Here, defendant demonstrated its prima facie entitlement to judgment, shifting the burden to plaintiff to demonstrate the existence of a triable issue of fact. Defendant’s moving papers showed that plaintiff had not participated in locating the office space. Plaintiff did not refute defendant’s factual assertion that it had not participated in locating the space but, rather, argued that it was entitled to a commission pursuant to the parties’ alleged oral exclusive brokerage agreement. This was insufficient to satisfy plaintiffs burden.
In the absence of a written contract, plaintiff bore the burden of establishing, first, that there was either an expressed or implied oral exclusive tenant representation agreement, and second, that its representative was a licensed real estate broker exempt from General Obligations Law § 5-701 (a) (10). Without such proof, the Civil Court properly awarded summary judgment to defendant.
Plaintiff correctly asserts that an oral brokerage agreement is enforceable. General Obligations Law § 5-701 (a) (10) generally codifies the applicable statute of frauds. It establishes that a contract to pay for services rendered in leasing real property must be in writing. However, the same section specifically exempts duly licensed real estate brokers from its coverage, stating, “This provision shall. . . not apply to a contract to pay ... a duly licensed real estate broker” (see also Strategic Alliance Partners, LLC v Dress Barn, Inc., 386 F Supp 2d 312, 316 [SD NY 2005]). In order to defeat the motion for summary judgment, plaintiff was thus required to demonstrate not only that the parties had an exclusive agreement but also that plaintiff was a licensed real estate broker.
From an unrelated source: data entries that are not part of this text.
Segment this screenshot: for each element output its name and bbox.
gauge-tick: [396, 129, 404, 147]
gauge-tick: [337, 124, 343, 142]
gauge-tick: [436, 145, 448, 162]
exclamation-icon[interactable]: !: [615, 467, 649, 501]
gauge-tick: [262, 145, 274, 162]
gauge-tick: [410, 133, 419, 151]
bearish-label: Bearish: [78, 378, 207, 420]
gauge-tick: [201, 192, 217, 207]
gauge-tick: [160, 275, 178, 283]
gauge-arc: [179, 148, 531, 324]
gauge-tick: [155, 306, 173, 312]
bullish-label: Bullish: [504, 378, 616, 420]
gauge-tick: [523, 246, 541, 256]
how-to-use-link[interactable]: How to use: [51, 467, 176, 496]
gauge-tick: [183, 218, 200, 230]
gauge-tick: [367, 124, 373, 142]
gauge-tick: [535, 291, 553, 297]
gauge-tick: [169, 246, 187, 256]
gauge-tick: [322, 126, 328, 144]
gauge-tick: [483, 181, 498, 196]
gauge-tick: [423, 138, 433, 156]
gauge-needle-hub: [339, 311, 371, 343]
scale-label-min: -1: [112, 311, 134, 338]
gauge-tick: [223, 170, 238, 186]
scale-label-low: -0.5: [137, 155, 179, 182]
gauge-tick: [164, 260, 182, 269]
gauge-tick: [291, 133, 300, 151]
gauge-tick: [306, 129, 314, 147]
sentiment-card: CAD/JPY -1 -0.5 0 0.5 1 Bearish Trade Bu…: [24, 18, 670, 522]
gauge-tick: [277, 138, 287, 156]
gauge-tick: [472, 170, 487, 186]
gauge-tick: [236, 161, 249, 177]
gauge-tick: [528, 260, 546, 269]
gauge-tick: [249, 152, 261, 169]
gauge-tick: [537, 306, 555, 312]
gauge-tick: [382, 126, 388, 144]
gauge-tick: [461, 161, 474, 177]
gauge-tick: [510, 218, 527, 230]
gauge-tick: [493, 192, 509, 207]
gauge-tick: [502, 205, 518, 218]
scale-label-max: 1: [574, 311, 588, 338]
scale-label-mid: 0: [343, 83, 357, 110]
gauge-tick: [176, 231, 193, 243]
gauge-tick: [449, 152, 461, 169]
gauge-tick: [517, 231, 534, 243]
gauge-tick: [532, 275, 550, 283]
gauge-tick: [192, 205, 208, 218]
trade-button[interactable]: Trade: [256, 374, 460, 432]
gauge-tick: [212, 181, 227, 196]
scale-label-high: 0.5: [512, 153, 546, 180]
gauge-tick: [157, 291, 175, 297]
Real Property Law § 442-d provides as follows:
“No person . . . [or] limited liability company . . . shall bring or maintain an action in any court of this state for the recovery of compensation for services rendered, in any place in which this article is applicable, in the buying, selling, exchanging, leas*42ing, renting or negotiating a loan upon any real estate without alleging and proving that such person was a duly licensed real estate broker or real estate salesman on the date when the alleged cause of action arose.”
The statute is strictly construed and compliance is mandatory (see Mavco Realty Corp. v M. Slayton Real Estate, Inc., 12 AD3d 575 [2004]). The law was designed “to assure the public of services competently, skillfully and ethically rendered by real estate brokers” (M.K.D. Capital Corp. v Miller, 170 Misc 2d 1002, 1004 [Sup Ct, NY County 1996]) and “to protect the public from inept, inexperienced persons” (Eaton Assoc. v Highland Broadcasting Corp., 81 AD2d 603, 604 [1981]).
Even if plaintiff is licensed, Eluto, as the person who allegedly handled the transaction between the parties, must be shown to be a licensed real estate broker or salesperson. “An employer may not recover in an action brought for a brokerage commission if the employee, acting as broker, is an unlicensed salesperson, otherwise the statute could not be given practical effect, and the obvious purpose of the Legislature would be frustrated” (Small v Marchese, 98 Misc 2d 295, 296-297 [App Term, 1st Dept 1978]).
Plaintiffs assertion that 85% of all office leasing transactions in Manhattan involve tenant representation brokers is insufficient to establish otherwise. Plaintiffs failure to offer proof that its representative was duly licensed as required by statute was fatal to its attempt to raise a question of fact.
Golia and Steinhardt, JJ., concur; Weston, J.P, dissents in a separate memorandum.